Para mitigar esta vulnerabilidad y dotar al sistema de una mayor robustez, el proyecto prevé tender una nueva línea de transmisión de 500 kV en doble terna que conectará los nodos de Chamberlain, Cardal y Pando, extendiendo su alcance operativo directamente hacia la zona metropolitana de Montevideo.

El despliegue de esta infraestructura demandará la construcción de una nueva subestación de 500/150 kV (con capacidad de 2x425 MVA) en Pando, así como la ampliación estratégica de las subestaciones existentes en Cardal y Chamberlain.

Según los plazos previstos, UTE espera contar antes de fin de año con los pliegos de licitación para la construcción del tramo entre Chamberlain y Pando había señalado a El Observador el vice presidente de la empresa Roberto Bentancor.

La concreción de esta obra se enmarca en un plan de inversión a largo plazo pensado a 10 años, cuyo monto total superará los US$ 300 millones ejecutados progresivamente en distintas etapas.

En particular, para el trazado principal del tercer corredor se estima un desembolso proyectado de US$ 272 millones, el cual se dividirá en dos fases financieras: una primera inversión de unos US$ 144 millones para el período 2027-2029, y una segunda etapa de unos US$ 128 millones para el tramo 2030-2033, según datos oficiales.
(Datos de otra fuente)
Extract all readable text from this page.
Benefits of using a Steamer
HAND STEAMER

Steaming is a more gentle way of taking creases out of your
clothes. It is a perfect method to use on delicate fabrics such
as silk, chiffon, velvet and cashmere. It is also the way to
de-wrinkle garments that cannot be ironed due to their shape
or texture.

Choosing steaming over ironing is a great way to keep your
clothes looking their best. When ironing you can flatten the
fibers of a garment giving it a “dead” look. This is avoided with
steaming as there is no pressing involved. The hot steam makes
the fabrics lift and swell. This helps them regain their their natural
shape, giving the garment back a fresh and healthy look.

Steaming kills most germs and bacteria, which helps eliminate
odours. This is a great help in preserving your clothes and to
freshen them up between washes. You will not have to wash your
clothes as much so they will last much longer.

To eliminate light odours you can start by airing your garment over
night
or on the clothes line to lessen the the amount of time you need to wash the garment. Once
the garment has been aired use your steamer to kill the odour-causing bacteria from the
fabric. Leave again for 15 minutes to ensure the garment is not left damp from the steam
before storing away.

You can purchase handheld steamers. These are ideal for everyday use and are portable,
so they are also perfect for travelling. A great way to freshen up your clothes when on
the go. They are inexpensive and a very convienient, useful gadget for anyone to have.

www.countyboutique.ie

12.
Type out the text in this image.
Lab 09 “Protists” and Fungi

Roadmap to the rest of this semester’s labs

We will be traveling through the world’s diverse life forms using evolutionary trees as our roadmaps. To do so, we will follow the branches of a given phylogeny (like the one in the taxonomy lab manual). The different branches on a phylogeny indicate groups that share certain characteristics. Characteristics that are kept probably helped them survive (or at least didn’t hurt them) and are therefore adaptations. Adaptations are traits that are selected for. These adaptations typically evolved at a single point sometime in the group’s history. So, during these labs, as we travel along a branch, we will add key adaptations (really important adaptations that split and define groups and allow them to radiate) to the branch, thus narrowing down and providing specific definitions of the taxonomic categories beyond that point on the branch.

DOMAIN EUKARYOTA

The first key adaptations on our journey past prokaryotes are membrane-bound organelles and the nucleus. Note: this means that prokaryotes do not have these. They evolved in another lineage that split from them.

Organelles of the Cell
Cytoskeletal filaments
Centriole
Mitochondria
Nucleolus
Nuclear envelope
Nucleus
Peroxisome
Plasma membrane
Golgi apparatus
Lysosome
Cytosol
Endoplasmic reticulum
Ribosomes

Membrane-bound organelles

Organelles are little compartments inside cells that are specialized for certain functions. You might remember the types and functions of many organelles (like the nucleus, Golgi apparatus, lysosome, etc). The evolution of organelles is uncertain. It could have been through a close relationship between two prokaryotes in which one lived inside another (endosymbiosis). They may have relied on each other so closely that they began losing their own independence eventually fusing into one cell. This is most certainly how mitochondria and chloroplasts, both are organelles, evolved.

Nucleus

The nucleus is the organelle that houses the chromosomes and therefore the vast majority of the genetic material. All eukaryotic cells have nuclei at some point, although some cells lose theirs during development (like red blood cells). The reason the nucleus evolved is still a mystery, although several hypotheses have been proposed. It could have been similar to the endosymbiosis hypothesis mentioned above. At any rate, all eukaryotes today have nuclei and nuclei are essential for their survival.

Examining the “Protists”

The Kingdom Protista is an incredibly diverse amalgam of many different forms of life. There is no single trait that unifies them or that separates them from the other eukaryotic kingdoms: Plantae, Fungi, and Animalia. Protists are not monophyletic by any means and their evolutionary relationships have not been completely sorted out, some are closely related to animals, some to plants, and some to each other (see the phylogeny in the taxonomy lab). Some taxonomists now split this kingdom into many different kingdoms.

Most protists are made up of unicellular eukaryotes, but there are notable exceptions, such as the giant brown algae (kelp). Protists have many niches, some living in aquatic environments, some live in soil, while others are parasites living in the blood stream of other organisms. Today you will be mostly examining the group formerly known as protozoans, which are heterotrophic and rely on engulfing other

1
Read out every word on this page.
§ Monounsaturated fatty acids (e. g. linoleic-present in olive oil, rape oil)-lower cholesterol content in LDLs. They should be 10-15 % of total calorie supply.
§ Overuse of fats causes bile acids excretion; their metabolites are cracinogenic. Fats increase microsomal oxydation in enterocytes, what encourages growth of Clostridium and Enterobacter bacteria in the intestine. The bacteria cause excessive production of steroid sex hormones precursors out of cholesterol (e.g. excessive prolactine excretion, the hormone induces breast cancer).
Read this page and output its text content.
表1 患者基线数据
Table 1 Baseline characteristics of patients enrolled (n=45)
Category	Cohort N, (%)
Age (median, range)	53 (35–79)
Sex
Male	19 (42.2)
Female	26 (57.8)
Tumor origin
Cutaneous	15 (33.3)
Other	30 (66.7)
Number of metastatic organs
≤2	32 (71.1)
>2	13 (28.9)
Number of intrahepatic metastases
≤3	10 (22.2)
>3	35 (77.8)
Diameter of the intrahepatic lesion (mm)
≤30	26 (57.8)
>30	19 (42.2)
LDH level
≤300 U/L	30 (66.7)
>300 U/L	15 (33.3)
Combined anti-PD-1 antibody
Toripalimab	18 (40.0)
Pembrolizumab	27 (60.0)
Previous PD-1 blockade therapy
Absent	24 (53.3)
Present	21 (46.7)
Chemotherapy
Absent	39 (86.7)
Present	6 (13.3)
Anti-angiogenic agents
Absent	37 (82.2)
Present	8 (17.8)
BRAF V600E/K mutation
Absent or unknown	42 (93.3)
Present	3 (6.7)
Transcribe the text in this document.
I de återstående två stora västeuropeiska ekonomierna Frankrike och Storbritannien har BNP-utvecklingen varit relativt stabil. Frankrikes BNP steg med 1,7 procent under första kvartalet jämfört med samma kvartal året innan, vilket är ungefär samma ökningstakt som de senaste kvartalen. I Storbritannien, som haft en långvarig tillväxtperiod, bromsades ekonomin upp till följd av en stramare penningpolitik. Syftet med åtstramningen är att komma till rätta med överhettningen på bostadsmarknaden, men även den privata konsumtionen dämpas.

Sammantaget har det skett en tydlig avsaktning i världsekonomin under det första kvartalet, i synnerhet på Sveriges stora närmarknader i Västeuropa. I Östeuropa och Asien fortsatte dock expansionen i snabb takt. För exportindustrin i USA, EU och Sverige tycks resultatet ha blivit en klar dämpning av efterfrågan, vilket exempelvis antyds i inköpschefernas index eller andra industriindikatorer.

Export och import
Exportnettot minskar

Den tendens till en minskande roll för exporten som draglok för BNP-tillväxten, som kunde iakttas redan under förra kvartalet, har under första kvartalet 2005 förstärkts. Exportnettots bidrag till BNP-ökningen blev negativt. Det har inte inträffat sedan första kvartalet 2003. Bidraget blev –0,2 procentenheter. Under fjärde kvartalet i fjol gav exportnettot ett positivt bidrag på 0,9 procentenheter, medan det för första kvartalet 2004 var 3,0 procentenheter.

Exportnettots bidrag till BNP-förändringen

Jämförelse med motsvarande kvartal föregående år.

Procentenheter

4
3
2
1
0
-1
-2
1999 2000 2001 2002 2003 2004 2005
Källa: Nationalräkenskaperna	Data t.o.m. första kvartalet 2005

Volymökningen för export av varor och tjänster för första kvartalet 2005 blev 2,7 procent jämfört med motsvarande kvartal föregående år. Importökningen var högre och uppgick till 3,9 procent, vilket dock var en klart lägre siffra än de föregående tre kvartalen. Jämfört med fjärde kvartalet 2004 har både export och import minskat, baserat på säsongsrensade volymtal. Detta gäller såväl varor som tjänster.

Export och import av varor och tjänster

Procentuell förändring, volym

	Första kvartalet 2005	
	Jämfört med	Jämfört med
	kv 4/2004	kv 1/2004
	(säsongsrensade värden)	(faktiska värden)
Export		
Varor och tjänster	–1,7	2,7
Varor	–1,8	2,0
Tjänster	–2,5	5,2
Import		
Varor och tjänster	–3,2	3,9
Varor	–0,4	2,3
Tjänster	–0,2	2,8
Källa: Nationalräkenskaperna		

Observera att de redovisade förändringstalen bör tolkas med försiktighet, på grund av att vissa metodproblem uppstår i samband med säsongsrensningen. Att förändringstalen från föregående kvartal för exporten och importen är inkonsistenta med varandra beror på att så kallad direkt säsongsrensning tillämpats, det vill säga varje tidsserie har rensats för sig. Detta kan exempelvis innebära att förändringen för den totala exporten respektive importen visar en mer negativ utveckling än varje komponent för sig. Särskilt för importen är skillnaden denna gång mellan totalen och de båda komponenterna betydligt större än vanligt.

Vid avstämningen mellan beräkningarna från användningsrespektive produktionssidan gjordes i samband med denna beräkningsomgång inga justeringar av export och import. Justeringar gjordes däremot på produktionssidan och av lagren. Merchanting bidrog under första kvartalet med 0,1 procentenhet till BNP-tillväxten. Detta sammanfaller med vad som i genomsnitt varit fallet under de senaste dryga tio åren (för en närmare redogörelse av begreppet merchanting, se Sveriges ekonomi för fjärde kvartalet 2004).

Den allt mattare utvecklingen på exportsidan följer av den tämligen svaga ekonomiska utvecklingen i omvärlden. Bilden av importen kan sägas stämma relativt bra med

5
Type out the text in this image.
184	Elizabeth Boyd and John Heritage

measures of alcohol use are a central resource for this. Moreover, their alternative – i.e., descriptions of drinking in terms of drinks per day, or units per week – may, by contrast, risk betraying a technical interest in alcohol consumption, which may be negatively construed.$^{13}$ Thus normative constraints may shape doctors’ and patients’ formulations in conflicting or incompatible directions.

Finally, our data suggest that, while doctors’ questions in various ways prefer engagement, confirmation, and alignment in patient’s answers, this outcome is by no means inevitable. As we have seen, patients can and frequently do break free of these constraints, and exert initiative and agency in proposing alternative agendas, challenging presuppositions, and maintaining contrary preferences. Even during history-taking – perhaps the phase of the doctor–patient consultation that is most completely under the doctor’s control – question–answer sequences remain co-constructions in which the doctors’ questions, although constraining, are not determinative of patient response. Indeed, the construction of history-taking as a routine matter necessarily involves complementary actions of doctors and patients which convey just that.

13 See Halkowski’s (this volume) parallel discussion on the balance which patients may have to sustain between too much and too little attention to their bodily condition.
Esta infraestructura resulta una condición técnica indispensable para absorber la nueva generación renovable y abastecer adecuadamente a emprendimientos de alto consumo como centros de datos e industrias electrointensivas que puedeN llegar a futuro.

Asimismo, la iniciativa se integra dentro de la hoja de ruta de infraestructura eléctrica de UTE con horizonte al año 2035. Este plan global incluye el desarrollo de nueva capacidad solar fotovoltaica, la modernización de las redes de distribución mediante tecnología y medidores inteligentes, y el fortalecimiento continuo del sistema en la región norte del país. La empresa da paso así a la que será la primera gran obra troncal de transporte de energía en más de cuatro décadas.